We're not completely in the dark on that, either. A Belgian study recently published in the Archives of Surgery reported that more than a decade after having stomach-banding surgery, nearly half of the patients needed to have the bands removed. More than half of them had to have additional surgery, including a gastric bypass, and most lost less than half their weight goal. "Relatively poor long-term outcomes," was the conclusion.

Obesity, the leading driver of the explosion of Type 2 diabetes and numerous other diseases, is caused by a lack of knowledge about balanced nutrition, poor day-to-day food choices and insufficient exercise. It has flourished in the uncomfortable intersection of personal liberties, persistent poverty and undereducation, and the ongoing debate about whether personal responsibility is invalidated by the limits of individual willpower.

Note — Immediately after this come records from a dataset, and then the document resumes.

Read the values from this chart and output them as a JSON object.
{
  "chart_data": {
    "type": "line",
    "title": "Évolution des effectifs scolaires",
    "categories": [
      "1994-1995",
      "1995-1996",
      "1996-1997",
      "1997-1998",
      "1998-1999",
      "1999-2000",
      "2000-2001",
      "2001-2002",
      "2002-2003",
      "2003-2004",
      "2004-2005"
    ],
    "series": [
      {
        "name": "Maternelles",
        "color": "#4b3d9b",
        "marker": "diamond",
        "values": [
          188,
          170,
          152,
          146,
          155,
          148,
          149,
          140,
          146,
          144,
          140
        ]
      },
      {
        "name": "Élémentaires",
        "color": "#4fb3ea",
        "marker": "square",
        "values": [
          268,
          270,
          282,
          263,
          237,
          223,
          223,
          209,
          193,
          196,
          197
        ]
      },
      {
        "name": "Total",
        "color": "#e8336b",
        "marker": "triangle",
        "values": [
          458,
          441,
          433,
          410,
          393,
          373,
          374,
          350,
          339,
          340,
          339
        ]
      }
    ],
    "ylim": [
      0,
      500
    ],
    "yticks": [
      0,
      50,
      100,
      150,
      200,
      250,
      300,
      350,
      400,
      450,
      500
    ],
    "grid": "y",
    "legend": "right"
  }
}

Why are we looking at surgery when countless studies have shown that nutrition is not adequately taught or modeled in schools, where children are less likely to have opportunities to exercise during the day? And why aren't more doctors trained to counsel patients about their dietary and exercise needs? Indeed, studies show they're less likely to bring it up if they are more overweight than their patients or facing down a parent who won't stand to be told his or her child is obese.

Meanwhile, those not yet fully saddled with the medical complications of obesity feast on pop science stories that either feed our desires to eat what we want -- what, you hadn't heard that chocolate might help keep people slim? -- or lull us into believing that the simple solution lies under the knife.